Overall, the participants loved the Excel tips and tricks, dashboarding tool, data visualization module, and the final exercise which combined all the concepts to analyze and visualize a 311 dataset from Denver’s Open Data Catalog. 90% rated the class as outstanding/a great experience. Here are some of the responses from participants, when asked what they liked best about the analytics training:
“Knowing that we were laying the groundwork to help countless other city employees improve process and better serve their customers”
“Directly applicable to my work”
“Loved the resource. The tips & tricks and exposure to the dashboard and applications.”
“Learning about tools that will be valuable in my job.”
Before we offer the class again, the participants suggested that the training be even more practical, applied, and hands-on, such as by asking students to bring an example, doing both group and individual exercises, and modifying the content to be less hypothetical and theoretical.
In the near future, we will offer this training again to additional Denver employees and offer an advanced analytics series, because these are tools that can help every department in the city. Stay tuned!

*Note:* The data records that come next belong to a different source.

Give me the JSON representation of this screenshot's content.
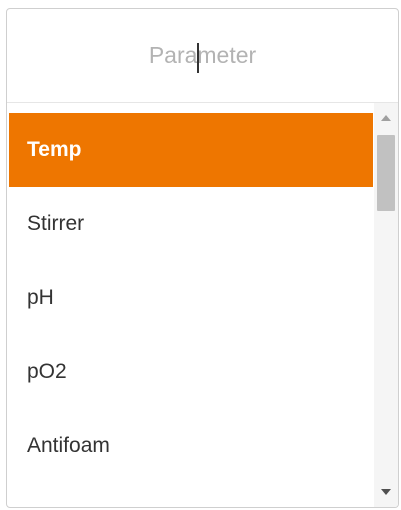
{
  "search": {
    "placeholder": "Parameter",
    "value": ""
  },
  "list": {
    "items": [
      {
        "label": "Temp",
        "selected": true
      },
      {
        "label": "Stirrer",
        "selected": false
      },
      {
        "label": "pH",
        "selected": false
      },
      {
        "label": "pO2",
        "selected": false
      },
      {
        "label": "Antifoam",
        "selected": false
      }
    ]
  },
  "colors": {
    "selected_background": "#ee7600",
    "selected_text": "#ffffff"
  }
}
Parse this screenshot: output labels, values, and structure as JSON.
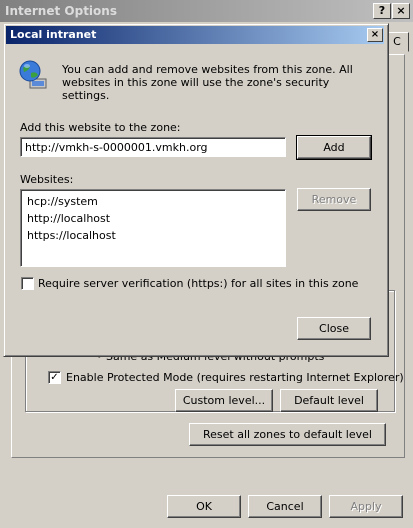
{
  "background_window": {
    "title": "Internet Options",
    "help_glyph": "?",
    "close_glyph": "×",
    "tab_stub_glyph": "C",
    "partial_text": "• Same as Medium level without prompts",
    "protected_mode_label": "Enable Protected Mode (requires restarting Internet Explorer)",
    "protected_mode_checked": true,
    "check_glyph": "✓",
    "custom_level_label": "Custom level...",
    "default_level_label": "Default level",
    "reset_all_label": "Reset all zones to default level",
    "ok_label": "OK",
    "cancel_label": "Cancel",
    "apply_label": "Apply"
  },
  "dialog": {
    "title": "Local intranet",
    "close_glyph": "×",
    "icon": "globe-network-icon",
    "info_text": "You can add and remove websites from this zone. All websites in this zone will use the zone's security settings.",
    "add_label": "Add this website to the zone:",
    "add_value": "http://vmkh-s-0000001.vmkh.org",
    "add_button": "Add",
    "websites_label": "Websites:",
    "websites": [
      "hcp://system",
      "http://localhost",
      "https://localhost"
    ],
    "remove_button": "Remove",
    "require_https_label": "Require server verification (https:) for all sites in this zone",
    "require_https_checked": false,
    "close_button": "Close"
  }
}
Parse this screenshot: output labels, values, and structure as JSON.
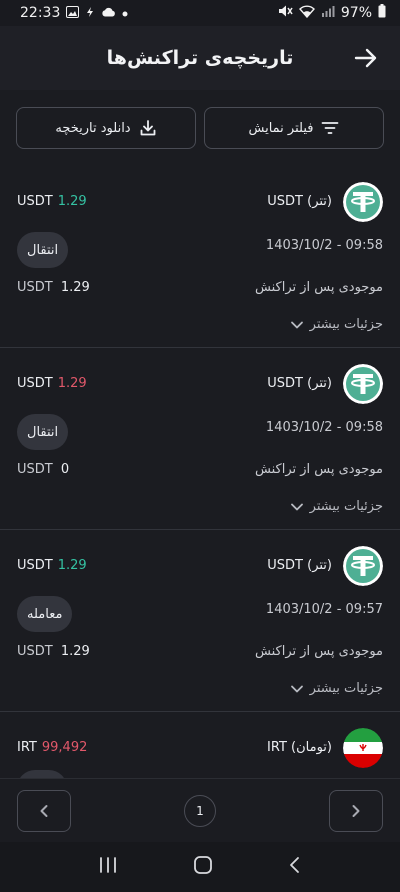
{
  "status": {
    "time": "22:33",
    "battery": "97%"
  },
  "header": {
    "title": "تاریخچه‌ی تراکنش‌ها"
  },
  "toolbar": {
    "filter_label": "فیلتر نمایش",
    "download_label": "دانلود تاریخچه"
  },
  "common": {
    "balance_label": "موجودی پس از تراکنش",
    "details_label": "جزئیات بیشتر"
  },
  "transactions": [
    {
      "asset": "USDT (تتر)",
      "currency": "USDT",
      "amount": "1.29",
      "amount_sign": "positive",
      "type": "انتقال",
      "datetime": "1403/10/2 - 09:58",
      "balance_currency": "USDT",
      "balance": "1.29"
    },
    {
      "asset": "USDT (تتر)",
      "currency": "USDT",
      "amount": "1.29",
      "amount_sign": "negative",
      "type": "انتقال",
      "datetime": "1403/10/2 - 09:58",
      "balance_currency": "USDT",
      "balance": "0"
    },
    {
      "asset": "USDT (تتر)",
      "currency": "USDT",
      "amount": "1.29",
      "amount_sign": "positive",
      "type": "معامله",
      "datetime": "1403/10/2 - 09:57",
      "balance_currency": "USDT",
      "balance": "1.29"
    },
    {
      "asset": "IRT (تومان)",
      "currency": "IRT",
      "amount": "99,492",
      "amount_sign": "negative",
      "type": "",
      "datetime": "",
      "balance_currency": "",
      "balance": ""
    }
  ],
  "pagination": {
    "current_page": "1"
  },
  "colors": {
    "background": "#1b1c21",
    "positive": "#35c2a3",
    "negative": "#e2586a",
    "tether": "#4eaf94"
  }
}
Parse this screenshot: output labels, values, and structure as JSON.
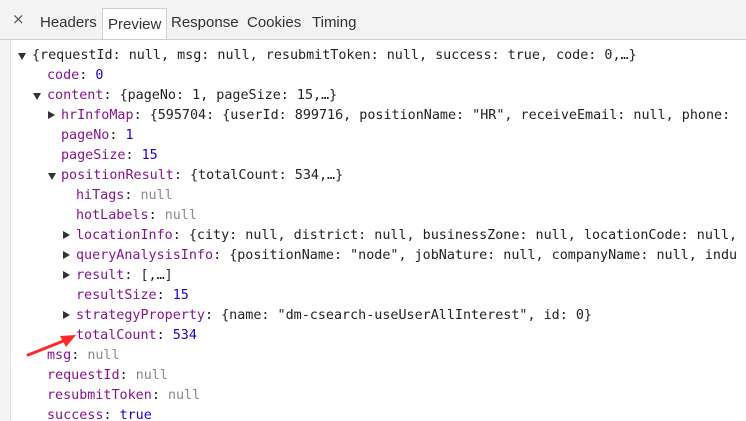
{
  "tabs": [
    {
      "label": "Headers"
    },
    {
      "label": "Preview"
    },
    {
      "label": "Response"
    },
    {
      "label": "Cookies"
    },
    {
      "label": "Timing"
    }
  ],
  "close_glyph": "×",
  "root": {
    "preview": "{requestId: null, msg: null, resubmitToken: null, success: true, code: 0,…}"
  },
  "code": {
    "key": "code",
    "value": "0"
  },
  "content": {
    "key": "content",
    "preview": "{pageNo: 1, pageSize: 15,…}"
  },
  "hrInfoMap": {
    "key": "hrInfoMap",
    "preview": "{595704: {userId: 899716, positionName: \"HR\", receiveEmail: null, phone:"
  },
  "pageNo": {
    "key": "pageNo",
    "value": "1"
  },
  "pageSize": {
    "key": "pageSize",
    "value": "15"
  },
  "positionResult": {
    "key": "positionResult",
    "preview": "{totalCount: 534,…}"
  },
  "hiTags": {
    "key": "hiTags",
    "value": "null"
  },
  "hotLabels": {
    "key": "hotLabels",
    "value": "null"
  },
  "locationInfo": {
    "key": "locationInfo",
    "preview": "{city: null, district: null, businessZone: null, locationCode: null,"
  },
  "queryAnalysisInfo": {
    "key": "queryAnalysisInfo",
    "preview": "{positionName: \"node\", jobNature: null, companyName: null, indu"
  },
  "result": {
    "key": "result",
    "preview": "[,…]"
  },
  "resultSize": {
    "key": "resultSize",
    "value": "15"
  },
  "strategyProperty": {
    "key": "strategyProperty",
    "preview": "{name: \"dm-csearch-useUserAllInterest\", id: 0}"
  },
  "totalCount": {
    "key": "totalCount",
    "value": "534"
  },
  "msg": {
    "key": "msg",
    "value": "null"
  },
  "requestId": {
    "key": "requestId",
    "value": "null"
  },
  "resubmitToken": {
    "key": "resubmitToken",
    "value": "null"
  },
  "success": {
    "key": "success",
    "value": "true"
  },
  "colors": {
    "key": "#881391",
    "number": "#1c00cf",
    "null": "#8a8a8a",
    "arrow": "#ff2a2a"
  }
}
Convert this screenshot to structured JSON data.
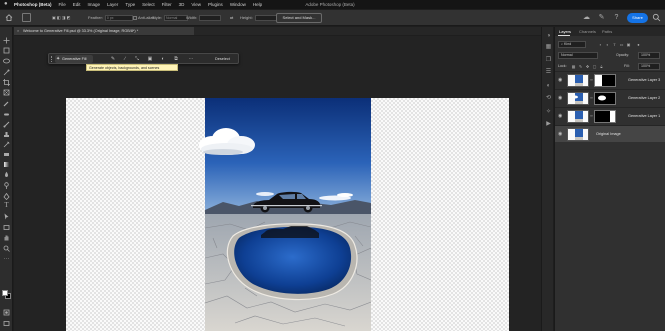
{
  "menubar": {
    "items": [
      "Photoshop (Beta)",
      "File",
      "Edit",
      "Image",
      "Layer",
      "Type",
      "Select",
      "Filter",
      "3D",
      "View",
      "Plugins",
      "Window",
      "Help"
    ],
    "title": "Adobe Photoshop (Beta)"
  },
  "options": {
    "feather_label": "Feather:",
    "feather_value": "0 px",
    "style_label": "Style:",
    "style_value": "Normal",
    "width_label": "Width:",
    "height_label": "Height:",
    "select_mask": "Select and Mask...",
    "share": "Share"
  },
  "document": {
    "tab_title": "Welcome to Generative Fill.psd @ 33.3% (Original Image, RGB/8*) *",
    "close_glyph": "×"
  },
  "taskbar": {
    "generative_fill": "Generative Fill",
    "deselect": "Deselect",
    "more": "···",
    "tooltip": "Generate objects, backgrounds, and scenes"
  },
  "layers_panel": {
    "tabs": [
      "Layers",
      "Channels",
      "Paths"
    ],
    "kind_label": "Kind",
    "blend_mode": "Normal",
    "opacity_label": "Opacity:",
    "opacity_value": "100%",
    "lock_label": "Lock:",
    "fill_label": "Fill:",
    "fill_value": "100%",
    "layers": [
      {
        "name": "Generative Layer 3",
        "visible": true,
        "selected": false
      },
      {
        "name": "Generative Layer 2",
        "visible": true,
        "selected": false
      },
      {
        "name": "Generative Layer 1",
        "visible": true,
        "selected": false
      },
      {
        "name": "Original Image",
        "visible": true,
        "selected": true
      }
    ]
  },
  "colors": {
    "accent": "#1473e6",
    "app_bg": "#1e1e1e",
    "panel_bg": "#303030",
    "tooltip_bg": "#fff4b8"
  }
}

Greg Reger coordinates behavioral economic analyses, trains and coaches employees on data analysis and visualization, supports open data initiatives, advises agencies on performance indicators, and supports other analytics offerings with Peak. Since starting with Peak Academy in 2013, he has trained over 1,000 individuals in process improvement, change management, behavioral economics, and data-driven decisionmaking. Prior to joining Peak, he worked as an ICMA management fellow with the City of Hamilton, OH, and managed contractors & performed weatherization audits with a large Chicago nonprofit. Greg holds an MPA from Syracuse University's Maxwell School and an undergraduate degree in Business (with minors in Mathematics and Religion) from Lake Forest College.
Thanks for sharing information about the training your are doing to “demystify analytics.” I’m the performance administrator at the City of Mesa (AZ), also a What Works Cities participant. My group is in the process of developing some basic training in analytics. We are considering half day classes rather than full day classes. Also, would you be willing to share your curriculum outline?
Welcome to the What Works Cities program! I’d be happy to talk to you about the analytics training and related work, and share our curriculum. I’ll send you an email with the link.